= Quil (instruction set architecture) =

Quantum instruction set architecture

Quil is a quantum instruction set architecture that first introduced a shared quantum/classical memory model. It was introduced by Robert Smith, Michael Curtis, and William Zeng in A Practical Quantum Instruction Set Architecture. Many quantum algorithms (including quantum teleportation, quantum error correction, simulation, and optimization algorithms) require a shared memory architecture. Quil is being developed for the superconducting quantum processors developed by Rigetti Computing through the Forest quantum programming API. A Python library called pyQuil was introduced to develop Quil programs with higher level constructs. A Quil backend is also supported by other quantum programming environments.

== Underlying quantum abstract machine ==
In the paper presented by Smith, Curtis and Zeng, Quil specifies the instruction set for a Quantum Abstract Machine (QAM,) akin to a Turing machine, yet more practical for accomplishing "real-world" tasks.
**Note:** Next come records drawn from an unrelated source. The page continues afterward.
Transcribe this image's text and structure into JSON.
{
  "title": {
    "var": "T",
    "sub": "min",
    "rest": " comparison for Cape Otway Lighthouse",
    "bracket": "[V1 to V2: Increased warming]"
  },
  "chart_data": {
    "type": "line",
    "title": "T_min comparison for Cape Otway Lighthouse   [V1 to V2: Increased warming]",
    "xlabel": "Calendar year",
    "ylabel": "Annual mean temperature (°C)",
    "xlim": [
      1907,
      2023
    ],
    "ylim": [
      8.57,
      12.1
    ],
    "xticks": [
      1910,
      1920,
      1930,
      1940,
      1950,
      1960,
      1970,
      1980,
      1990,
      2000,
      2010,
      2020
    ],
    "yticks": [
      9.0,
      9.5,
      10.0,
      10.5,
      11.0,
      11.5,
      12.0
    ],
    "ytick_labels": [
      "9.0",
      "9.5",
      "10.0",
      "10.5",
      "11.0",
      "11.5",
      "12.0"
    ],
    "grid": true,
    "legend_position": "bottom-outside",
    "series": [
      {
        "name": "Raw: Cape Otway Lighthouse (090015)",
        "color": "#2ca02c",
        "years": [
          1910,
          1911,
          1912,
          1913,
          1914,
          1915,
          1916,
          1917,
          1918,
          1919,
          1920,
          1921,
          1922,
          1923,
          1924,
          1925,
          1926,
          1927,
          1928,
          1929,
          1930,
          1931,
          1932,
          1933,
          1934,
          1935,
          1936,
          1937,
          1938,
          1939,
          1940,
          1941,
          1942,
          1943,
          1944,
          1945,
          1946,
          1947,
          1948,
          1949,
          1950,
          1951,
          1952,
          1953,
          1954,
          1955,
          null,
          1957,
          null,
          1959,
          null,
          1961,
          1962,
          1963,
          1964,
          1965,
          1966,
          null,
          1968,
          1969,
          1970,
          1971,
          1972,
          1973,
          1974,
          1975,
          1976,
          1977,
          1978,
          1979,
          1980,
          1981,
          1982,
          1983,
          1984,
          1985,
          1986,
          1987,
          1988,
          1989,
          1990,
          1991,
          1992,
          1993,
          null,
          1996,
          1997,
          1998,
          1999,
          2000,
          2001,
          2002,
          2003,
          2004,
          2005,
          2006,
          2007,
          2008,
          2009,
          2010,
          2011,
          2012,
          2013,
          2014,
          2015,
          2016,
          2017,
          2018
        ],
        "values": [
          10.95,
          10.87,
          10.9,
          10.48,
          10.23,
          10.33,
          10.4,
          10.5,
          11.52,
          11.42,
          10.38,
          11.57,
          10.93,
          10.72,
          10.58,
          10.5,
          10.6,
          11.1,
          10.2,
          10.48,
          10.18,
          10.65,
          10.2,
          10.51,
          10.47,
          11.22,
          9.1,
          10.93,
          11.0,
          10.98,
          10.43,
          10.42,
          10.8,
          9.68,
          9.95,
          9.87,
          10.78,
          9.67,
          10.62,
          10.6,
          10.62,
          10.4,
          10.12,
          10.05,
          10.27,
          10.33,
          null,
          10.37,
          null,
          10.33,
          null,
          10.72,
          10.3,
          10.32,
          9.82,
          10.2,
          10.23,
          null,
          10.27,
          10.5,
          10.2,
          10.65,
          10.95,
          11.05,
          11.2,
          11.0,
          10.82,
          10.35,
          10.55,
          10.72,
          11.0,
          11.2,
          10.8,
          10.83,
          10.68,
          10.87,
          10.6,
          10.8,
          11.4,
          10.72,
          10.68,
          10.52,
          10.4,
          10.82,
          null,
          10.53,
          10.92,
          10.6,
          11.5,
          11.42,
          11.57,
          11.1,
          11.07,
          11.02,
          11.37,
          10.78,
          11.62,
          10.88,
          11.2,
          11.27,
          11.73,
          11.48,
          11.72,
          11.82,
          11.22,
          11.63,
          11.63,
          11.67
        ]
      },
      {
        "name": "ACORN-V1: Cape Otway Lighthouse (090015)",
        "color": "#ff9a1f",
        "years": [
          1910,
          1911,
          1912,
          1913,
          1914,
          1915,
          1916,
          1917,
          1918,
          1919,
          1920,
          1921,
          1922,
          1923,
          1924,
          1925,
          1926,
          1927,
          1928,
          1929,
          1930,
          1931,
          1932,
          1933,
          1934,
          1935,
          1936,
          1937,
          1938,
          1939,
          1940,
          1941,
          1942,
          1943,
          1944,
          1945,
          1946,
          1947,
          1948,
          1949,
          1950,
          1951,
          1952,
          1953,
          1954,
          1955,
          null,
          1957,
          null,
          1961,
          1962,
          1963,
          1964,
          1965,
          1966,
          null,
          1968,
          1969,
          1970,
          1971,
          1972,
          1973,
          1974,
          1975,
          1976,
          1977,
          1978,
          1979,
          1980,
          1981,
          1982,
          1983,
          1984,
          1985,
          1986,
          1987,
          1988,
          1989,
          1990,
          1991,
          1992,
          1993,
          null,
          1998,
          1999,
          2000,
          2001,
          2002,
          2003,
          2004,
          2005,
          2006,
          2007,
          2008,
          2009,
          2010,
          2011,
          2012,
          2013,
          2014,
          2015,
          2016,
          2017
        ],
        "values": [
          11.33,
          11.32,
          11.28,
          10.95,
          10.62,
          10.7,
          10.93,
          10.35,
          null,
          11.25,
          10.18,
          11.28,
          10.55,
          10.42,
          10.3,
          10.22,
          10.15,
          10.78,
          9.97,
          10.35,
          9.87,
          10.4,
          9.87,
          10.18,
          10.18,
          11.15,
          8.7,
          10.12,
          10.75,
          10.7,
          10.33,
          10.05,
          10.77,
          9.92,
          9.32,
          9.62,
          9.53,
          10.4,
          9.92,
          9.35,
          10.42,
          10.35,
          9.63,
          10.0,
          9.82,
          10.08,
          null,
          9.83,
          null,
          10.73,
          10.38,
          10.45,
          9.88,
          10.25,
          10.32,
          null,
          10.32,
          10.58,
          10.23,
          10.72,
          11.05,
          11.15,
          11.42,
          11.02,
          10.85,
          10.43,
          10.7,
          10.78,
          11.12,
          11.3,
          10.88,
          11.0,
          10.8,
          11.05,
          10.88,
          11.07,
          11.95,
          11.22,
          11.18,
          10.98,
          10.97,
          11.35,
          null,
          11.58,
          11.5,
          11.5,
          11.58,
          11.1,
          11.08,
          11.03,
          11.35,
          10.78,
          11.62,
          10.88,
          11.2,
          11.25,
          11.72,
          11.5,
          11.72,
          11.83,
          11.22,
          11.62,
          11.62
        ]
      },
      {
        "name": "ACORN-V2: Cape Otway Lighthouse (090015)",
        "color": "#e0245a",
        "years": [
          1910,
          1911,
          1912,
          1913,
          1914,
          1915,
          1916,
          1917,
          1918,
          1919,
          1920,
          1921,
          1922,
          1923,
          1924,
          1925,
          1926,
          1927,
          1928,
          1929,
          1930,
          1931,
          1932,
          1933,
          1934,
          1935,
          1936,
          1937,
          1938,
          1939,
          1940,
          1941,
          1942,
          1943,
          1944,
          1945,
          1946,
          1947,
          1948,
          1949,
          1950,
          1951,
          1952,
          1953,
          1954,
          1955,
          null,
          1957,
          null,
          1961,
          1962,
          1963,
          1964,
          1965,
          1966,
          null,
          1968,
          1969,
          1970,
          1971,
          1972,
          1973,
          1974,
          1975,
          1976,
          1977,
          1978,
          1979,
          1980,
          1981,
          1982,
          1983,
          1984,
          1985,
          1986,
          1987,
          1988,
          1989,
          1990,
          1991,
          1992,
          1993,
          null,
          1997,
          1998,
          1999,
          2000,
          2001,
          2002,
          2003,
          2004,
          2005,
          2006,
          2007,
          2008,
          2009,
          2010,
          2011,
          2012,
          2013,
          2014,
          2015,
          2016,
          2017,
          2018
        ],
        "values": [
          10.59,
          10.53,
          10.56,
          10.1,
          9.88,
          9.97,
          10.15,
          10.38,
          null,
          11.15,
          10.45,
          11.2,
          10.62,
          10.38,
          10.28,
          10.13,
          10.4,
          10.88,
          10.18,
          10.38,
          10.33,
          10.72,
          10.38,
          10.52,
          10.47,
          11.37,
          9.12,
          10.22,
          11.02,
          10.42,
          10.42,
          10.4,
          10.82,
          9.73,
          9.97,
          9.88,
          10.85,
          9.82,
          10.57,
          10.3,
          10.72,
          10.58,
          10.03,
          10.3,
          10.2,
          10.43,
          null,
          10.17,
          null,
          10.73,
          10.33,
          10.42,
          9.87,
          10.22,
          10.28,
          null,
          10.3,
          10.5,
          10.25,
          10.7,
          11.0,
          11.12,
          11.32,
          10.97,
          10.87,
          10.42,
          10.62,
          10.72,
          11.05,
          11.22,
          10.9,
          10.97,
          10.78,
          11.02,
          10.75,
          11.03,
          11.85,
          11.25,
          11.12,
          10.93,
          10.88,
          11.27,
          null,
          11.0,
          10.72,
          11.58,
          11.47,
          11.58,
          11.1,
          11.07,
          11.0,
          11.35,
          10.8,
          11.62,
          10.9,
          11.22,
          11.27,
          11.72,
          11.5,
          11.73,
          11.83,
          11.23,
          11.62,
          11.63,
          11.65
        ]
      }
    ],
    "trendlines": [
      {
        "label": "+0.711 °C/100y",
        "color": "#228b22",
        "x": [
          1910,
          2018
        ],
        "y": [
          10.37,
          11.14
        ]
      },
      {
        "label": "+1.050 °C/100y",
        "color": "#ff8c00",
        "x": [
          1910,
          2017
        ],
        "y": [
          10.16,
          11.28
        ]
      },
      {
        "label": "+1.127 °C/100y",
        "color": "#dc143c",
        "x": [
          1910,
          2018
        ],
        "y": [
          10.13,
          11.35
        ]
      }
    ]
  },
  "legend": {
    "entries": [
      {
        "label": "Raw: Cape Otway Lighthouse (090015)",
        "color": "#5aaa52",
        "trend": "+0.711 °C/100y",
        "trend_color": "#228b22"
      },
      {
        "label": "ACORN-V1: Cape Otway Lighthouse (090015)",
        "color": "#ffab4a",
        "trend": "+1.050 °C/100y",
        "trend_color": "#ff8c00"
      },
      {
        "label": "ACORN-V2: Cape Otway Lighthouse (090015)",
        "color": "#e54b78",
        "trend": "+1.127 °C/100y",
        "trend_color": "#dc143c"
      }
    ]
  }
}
The state of the QAM can be represented as a 6-tuple $(|\Psi\rangle, C, G, G', P, \kappa)$ where:

- $|\Psi\rangle$ is the (quantum) state of a fixed but arbitrary number of qubits $N_q$ indexed using a 0-based indexing.
- $C$ is a classical memory of a number $N_c$ of classical bits indexed using a 0-based indexing.
- $G$ a fixed but arbitrary list of static gates (quantum gates that do not depend on parameters, like the Hadamard gate.)
- $G'$ a fixed but arbitrary list of parametric gates (gates that depend on a number of complex parameters like the phase shift gate that requires an angle parameter to be completely defined.)
- $P$ a sequence of Quil instructions to be executed, representing the program. The length of $P$ is denoted by $|P|$.
- $\kappa$ an integer program counter pointing to the next instruction to be executed. $\kappa$ always starts at 0 (pointing to the $0^{th}$ instruction) and ends at $|P|$ indicating program halting (note that the last instruction has the index $|P| - 1$.) The program counter is incremented after every instruction, except for special control flow instructions (conditional and unconditional jumps, and the special HALT instruction that halts the program by setting $\kappa$ to $|P|$.

The semantics of the QAM are defined using tensor products of Hilbert spaces and the linear maps between them.

== Features ==
Quil has support for defining possibly parametrized gates in matrix form (the language does not include a way to verify that the matrices are unitary, which is a necessary condition for the physical realizability of the defined gate) and their application on qubits. The language also supports macro-like definitions of possibly parametrized quantum circuits and their expansion, qubit measurement and recording of the outcome in classical memory, synchronization with classical computers with the WAIT instruction which pauses the execution of a Quil program until a classical program has ended its execution, conditional and unconditional branching, pragma support, as well as inclusion of files for use as libraries (a standard set of gates is provided as one of the libraries.)

== Rigetti QVM ==
Rigetti Computing developed a quantum virtual machine in Common Lisp that simulates the defined Quantum Abstract Machine on a classical computer and is capable of the parsing and execution of Quil programs with possibly remote execution via HTTP.

== Example ==
The following example demonstrates the classical control flow needed to do quantum teleportation of the qubit in register 2 to register 1:

1. Declare classical memory
DECLARE ro BIT[2]
1. Create Bell Pair
H 0
CNOT 0 1
1. Teleport
CNOT 2 0
H 2
MEASURE 2 ro[0]
MEASURE 0 ro[1]
1. Classically communicate measurements
JUMP-UNLESS @SKIP ro[1]
X 1
LABEL @SKIP
JUMP-UNLESS @END ro[0]
Z 1
LABEL @END

Examples of the implementations of the quantum Fourier transform and the variational quantum Eigensolver are given in the paper.